Completed on 28 May 2017 by Lachlan Coin .

Login to endorse this review.

Comments to author

Ahmed and Ucar present a platform for processing ATAC-seq samples. The platform starts with a fastq file, and generates peak calls. The rationale for developing this program is to provide a user-friendly solution for processing ATAC-seq samples, however it is a general pipeline for finding read-depth peaks and could be also applied to Chip-Seq data, for example.

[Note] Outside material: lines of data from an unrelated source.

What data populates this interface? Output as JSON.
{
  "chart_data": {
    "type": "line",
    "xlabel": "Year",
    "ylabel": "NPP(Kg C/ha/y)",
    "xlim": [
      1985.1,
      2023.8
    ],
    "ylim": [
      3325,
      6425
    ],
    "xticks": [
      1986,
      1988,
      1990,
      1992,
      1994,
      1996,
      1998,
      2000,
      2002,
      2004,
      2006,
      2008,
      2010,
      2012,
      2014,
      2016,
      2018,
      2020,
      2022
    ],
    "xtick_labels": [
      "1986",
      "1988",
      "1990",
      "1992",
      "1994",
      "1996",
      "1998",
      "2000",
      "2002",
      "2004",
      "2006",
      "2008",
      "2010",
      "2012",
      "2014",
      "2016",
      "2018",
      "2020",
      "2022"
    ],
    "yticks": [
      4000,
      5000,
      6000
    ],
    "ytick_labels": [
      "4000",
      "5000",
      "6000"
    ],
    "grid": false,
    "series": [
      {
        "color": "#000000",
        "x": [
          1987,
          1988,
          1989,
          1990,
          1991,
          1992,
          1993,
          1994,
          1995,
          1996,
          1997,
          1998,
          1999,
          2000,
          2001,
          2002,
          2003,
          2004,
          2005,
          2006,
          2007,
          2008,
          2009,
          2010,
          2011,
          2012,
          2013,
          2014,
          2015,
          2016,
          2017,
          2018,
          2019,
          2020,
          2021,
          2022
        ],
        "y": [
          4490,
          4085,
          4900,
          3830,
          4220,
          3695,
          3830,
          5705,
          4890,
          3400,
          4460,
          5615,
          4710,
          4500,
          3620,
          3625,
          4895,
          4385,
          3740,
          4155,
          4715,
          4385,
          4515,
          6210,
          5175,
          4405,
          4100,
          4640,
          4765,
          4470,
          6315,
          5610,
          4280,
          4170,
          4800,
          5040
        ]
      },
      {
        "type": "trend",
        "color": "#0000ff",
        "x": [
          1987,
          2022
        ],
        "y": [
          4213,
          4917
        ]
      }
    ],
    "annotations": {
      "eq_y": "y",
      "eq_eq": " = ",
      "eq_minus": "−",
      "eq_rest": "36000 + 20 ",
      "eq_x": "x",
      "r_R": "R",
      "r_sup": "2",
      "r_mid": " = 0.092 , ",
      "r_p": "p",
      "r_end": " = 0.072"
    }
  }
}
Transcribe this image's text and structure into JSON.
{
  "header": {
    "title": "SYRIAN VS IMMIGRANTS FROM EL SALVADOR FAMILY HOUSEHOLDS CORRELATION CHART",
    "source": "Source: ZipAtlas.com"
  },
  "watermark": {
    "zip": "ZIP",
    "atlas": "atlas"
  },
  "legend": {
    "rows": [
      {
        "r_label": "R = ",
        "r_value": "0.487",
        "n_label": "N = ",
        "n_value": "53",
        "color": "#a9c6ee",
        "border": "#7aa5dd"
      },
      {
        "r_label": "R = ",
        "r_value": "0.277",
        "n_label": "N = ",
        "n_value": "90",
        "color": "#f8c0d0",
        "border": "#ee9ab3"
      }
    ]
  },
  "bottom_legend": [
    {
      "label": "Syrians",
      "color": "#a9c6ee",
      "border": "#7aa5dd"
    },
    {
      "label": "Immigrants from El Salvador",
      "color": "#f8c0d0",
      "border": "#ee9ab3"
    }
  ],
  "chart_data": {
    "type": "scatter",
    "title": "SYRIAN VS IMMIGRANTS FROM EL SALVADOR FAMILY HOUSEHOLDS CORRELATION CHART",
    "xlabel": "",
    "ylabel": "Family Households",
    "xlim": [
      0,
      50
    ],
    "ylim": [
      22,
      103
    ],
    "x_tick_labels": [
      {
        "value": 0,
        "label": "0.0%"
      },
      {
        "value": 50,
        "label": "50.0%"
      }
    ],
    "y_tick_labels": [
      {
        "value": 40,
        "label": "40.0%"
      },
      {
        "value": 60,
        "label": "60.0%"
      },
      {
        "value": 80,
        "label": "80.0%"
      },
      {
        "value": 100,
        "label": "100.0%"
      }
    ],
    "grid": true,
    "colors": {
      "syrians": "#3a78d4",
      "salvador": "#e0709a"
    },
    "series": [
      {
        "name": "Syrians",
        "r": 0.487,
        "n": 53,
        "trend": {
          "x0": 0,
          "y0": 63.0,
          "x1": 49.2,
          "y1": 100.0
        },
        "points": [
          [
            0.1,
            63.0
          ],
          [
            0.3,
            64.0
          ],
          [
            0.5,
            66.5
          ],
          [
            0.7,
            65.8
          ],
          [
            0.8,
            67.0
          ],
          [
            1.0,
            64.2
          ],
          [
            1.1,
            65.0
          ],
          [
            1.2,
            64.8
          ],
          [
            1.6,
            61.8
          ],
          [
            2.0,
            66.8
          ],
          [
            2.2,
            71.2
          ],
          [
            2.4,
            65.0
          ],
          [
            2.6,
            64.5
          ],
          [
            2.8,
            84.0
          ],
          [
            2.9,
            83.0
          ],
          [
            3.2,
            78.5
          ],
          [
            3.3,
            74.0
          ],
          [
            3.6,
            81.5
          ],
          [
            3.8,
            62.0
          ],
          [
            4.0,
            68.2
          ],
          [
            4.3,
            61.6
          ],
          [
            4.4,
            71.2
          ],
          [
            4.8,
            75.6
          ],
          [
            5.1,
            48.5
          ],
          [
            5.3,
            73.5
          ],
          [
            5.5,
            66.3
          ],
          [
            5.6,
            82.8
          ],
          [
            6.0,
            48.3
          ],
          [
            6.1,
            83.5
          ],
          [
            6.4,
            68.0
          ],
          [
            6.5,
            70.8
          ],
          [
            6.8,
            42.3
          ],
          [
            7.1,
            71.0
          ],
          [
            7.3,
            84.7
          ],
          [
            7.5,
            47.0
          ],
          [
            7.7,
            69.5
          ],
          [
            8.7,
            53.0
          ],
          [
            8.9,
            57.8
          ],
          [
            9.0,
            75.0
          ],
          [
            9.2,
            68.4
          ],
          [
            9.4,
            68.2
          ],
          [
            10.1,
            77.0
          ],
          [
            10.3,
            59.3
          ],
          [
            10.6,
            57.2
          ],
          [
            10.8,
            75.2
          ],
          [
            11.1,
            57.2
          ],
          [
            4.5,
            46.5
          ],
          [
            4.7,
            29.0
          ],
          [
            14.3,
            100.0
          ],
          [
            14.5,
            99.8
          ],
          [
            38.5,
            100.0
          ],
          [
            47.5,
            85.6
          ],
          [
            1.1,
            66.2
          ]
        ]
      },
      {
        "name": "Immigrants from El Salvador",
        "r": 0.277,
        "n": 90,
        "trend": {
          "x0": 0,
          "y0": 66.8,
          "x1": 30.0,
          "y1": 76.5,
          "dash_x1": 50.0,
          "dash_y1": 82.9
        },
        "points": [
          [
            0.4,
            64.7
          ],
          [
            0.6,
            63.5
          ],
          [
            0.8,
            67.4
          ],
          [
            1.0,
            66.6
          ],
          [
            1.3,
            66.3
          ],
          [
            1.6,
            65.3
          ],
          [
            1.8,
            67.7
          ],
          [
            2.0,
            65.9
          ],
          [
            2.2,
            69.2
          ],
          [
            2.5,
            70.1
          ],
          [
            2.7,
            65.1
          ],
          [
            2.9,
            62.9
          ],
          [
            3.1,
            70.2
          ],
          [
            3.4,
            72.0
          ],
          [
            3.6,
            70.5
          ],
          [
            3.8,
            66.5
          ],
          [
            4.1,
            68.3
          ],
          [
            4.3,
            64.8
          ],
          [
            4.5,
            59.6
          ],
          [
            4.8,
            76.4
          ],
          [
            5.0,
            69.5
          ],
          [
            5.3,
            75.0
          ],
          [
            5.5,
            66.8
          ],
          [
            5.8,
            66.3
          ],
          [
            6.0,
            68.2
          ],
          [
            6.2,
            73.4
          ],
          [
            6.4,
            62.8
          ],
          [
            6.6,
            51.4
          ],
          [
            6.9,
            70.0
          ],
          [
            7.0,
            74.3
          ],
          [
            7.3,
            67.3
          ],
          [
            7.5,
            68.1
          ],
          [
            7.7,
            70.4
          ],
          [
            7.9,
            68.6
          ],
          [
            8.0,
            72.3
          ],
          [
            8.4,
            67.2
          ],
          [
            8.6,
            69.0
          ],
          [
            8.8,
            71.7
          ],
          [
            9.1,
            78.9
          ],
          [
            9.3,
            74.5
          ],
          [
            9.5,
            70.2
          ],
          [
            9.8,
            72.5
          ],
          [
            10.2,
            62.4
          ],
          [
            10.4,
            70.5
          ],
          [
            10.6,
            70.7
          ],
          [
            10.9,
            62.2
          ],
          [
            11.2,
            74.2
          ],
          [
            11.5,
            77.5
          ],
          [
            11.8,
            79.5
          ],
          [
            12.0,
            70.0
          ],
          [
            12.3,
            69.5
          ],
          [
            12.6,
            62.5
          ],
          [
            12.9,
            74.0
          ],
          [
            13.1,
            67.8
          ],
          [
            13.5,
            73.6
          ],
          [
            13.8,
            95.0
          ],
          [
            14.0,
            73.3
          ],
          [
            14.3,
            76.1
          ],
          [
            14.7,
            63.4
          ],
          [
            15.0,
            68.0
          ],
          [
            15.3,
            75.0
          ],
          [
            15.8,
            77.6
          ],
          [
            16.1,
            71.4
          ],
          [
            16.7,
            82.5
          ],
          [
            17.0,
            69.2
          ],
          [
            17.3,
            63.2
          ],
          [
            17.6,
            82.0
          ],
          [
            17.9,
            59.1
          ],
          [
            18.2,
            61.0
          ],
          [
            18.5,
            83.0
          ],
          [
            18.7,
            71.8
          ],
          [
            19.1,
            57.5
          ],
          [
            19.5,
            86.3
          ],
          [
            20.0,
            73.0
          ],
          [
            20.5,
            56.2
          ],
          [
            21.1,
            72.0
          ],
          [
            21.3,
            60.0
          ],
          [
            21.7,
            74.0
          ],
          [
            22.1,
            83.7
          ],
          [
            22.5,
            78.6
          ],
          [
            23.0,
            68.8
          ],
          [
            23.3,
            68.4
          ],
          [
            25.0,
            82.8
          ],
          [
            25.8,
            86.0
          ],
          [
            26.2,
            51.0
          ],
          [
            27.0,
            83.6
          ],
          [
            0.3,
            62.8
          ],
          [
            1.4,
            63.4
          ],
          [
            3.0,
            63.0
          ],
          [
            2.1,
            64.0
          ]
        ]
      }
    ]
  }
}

However, this tool does not really make the analysis 'easy' for the end-user, as quite a bit of investment must be made in installing all the software dependencies. Also, it seems that command line tools are required to inspect the results, and there are no tools for assisting in interpretation or visualisiation of the results of the peak calling.

Major revisions.

1. The authors should do a more thorough comparison with features of other programs for processing ATAC-seq data. The alternatives are only mentioned in passing, and no real comparison of features is made.

2. Consider making a galaxy pipeline incorporating this pipeline. In particular, I am not convinced that a standalone tool is a more straightforward solution than using Galaxy, particularly if the user only has a modest number of samples to process. This is because the user still has to install all the software dependencies, One advantage of Galaxy is that the user does not need to install any software, as it will already be installed on a Galaxy installation.

3. One of the major points of this preprint is that it makes the analysis 'interactive'. However, there is little evidence of interactivity, and I am not sure what interactive means in the context of a pipeline for processing data. The interactivity seems to mostly consist of being able to modify various parameters in a GUI, and pressing the 'run' button. To be truly interactive, some kind of visualization of the data must be presented, and the tools to choose specific analysis pipelines on the basis of this visual feedback. At the moment it seems to me that the user must still inspect the results in the file-system, so interactivity consists of being able to change the run parameters in a GUI.

4. The authors have run the pipeline on GM12878 (and presumably other samples) but provide no results from these runs. It would be very useful to see the utility of the pipeline if some indication of the results which were obtained were presented. This gets back to the point about visualisation – it seems the tool provides no data visualization?

5. Downstream processing of peak calls. Does the tool offer any downstream processing of peak calls? I dont think the authors could claim this is a ATAC-seq pipeline if it doesnt offer some downstream tools for e.g. identifying changes in histone positioning, maybe some kind of fourier transform of peaks? Something which would assist in interpreting this as the result of an ATAC-seq experiment.

Minor revisions:

1. There are too many flow diagrams, and many of them essentially represent the same information in different ways. I understand that they each have a subtly different point, e,g. One is to illustrate the file -structure created by the program. However, it would be better to just have a single flowchart illustrating everything, perhaps with extra figure panels to illustrate other relevant points of interest, like the file structure generated. Also in Figure 2, its impossible to get any useful information out of the screenshots included, so I dont see the point. Moreover, the point of the tool is to help biologists not familiar with command line, so why does \figure 2 show commands and outputs on the command line?